KARAWANG-Lantaran susah mendapatkan pupuk betsunsidi, petani asal Kecamatan Pedes, Engkus Kusnadi terpaksa membeli pupuk non subsidi. Sebagian petani terpaksa membeli pupuk non subsidi dengan harga yang jauh lebih mahal lantaran waktu tanam tak bisa ditunda.
“Kemarin beli Rp 600 ribu per kuintal. Padahal biasanya kalau subsidi Rp 190.000,” ujar Engkus, Senin (7/9).
Engkus berharap pemerintah segera menghadirkan solusi atas kelangkaan pupuk bersubsidi itu. Sebab, saat ini yang beredar pupuk non subsidi yang harganya jauh lebih mahal. “Biaya produksi naik tiga kali lipat,” ucapnya.
Soal pemberlakukan Kartu Tani untuk mendapat pupuk bersubsidi, Engkus pada prinsipnya setuju. Hanya saja, sebelum berjalan dengan baik ia meminta pemerintah jangan dulu mengurangi kuota pupuk. Menurut Engkus, hal itu berdampak pada petani secara umum. Contohnya, seperti sekarang petani sudah pegang kartu tani, namun sulit memperoleh pupuk bersubsidi.
Bahkan, kata dia, banyak petani sudah deposit untuk penyediaan pupuk bersubsidi jauh-jauh hari, namun ketersediannya kosong. Akibatnya, petani telat melakukan pemupukan. “Tentu ini akan berdampak pada hasil panen ke depan,” ujarnya.
Engkus pun meminta pemerintah mengkaji ulang mekanisme pemberlakuan kartu tani agar petani tidak menjadi korban kearogansian para spekulan pupuk.

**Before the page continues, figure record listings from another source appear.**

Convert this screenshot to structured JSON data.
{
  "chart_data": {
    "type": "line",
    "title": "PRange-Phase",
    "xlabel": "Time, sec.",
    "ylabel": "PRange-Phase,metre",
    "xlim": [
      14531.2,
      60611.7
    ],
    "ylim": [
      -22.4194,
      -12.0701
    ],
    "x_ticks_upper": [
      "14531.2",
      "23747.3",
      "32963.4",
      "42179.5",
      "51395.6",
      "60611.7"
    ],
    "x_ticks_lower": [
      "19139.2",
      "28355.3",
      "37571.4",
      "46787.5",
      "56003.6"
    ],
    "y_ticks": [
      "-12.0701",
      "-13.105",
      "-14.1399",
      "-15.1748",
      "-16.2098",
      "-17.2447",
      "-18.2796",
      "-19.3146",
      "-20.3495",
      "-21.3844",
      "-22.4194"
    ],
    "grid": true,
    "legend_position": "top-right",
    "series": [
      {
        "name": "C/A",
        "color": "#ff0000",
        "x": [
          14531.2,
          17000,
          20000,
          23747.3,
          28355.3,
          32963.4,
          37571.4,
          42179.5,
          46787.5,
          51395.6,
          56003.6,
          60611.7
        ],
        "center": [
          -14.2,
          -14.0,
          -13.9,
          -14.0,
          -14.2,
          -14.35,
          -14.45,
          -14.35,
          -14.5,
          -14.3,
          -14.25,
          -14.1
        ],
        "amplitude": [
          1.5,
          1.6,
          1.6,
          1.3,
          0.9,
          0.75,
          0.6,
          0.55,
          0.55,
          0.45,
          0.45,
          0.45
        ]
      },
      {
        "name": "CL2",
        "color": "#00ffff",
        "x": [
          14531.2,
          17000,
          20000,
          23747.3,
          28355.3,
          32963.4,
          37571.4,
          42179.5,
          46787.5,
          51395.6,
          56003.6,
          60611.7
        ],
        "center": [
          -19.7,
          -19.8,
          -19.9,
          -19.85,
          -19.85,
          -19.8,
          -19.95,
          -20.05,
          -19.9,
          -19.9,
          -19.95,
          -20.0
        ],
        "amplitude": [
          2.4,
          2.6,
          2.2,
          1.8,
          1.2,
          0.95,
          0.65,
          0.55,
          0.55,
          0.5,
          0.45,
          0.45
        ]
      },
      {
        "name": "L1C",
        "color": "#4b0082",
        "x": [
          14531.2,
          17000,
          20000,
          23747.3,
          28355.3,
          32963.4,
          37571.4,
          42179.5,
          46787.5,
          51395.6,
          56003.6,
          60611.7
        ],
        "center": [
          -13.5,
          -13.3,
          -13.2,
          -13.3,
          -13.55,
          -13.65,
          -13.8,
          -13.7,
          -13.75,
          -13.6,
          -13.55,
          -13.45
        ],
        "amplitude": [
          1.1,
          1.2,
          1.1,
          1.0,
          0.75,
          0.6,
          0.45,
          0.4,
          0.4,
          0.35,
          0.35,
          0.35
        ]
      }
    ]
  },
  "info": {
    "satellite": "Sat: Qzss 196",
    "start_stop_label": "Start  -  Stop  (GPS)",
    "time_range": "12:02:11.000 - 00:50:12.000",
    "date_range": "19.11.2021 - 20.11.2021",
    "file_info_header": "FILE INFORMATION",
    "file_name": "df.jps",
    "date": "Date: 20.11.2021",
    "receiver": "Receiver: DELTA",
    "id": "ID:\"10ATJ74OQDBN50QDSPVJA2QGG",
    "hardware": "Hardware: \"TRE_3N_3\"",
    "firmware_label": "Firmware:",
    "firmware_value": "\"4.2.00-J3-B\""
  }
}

Di Karawang misalnya, pemberlakuan Kartu Tani ditunda. Namun di sisi lain pupuk bersubsidi sudah langka. Ia pun menuding pemerintah bermain-main dalam menjalankan program yang langsung bersentuhan dengan masyarakat banyak. “Yang menjadi korban petani,” tandasnya.
Ia juga berharap, pemerintah menambah kuota pupuk bersubsidi untuk mengatasi kelangkaan pupuk ini, bukan menambah kuota pupuk non subsidi. “Kalau yang ditambah pupuk non subsidi, ini tetap memberatkan petani,” ucapnya.
Kepala Bidang Sarana dan Prasarana Pertanian Dinas Pertanian Karawang Entoh Hendra Permana mengaku menyadari keresahan petani soal kelangkaan pupuk bersubsidi saat ini. Sebab, pupuk merupakan kebutuhan dasar bagi petani untuk melakukan kegiatan tanam, selain air. Apalagi kegiatan tanam tidak bisa ditunda. “Kita menyadari kalau kami dibuli gara-gara pupuk. Namun kami tetap berupaya,” kata dia.
Entoh mengatakan, hingga Agustus 2020 Karawang minus pupuk bersubsidi sebesar 838 ton. Sebab, dari kebutuhan pupuk bersubsidi sebesar 52.000 ton atau berdasarkan RDKK 56.000 ton, Karawang hanya mendapat kuota 38.000 ton. “Pengurangan kuota pupuk bersubsidi itu ketentuan pemerintah,” ujar Entoh ditemui di kantornya, Senin (7/9).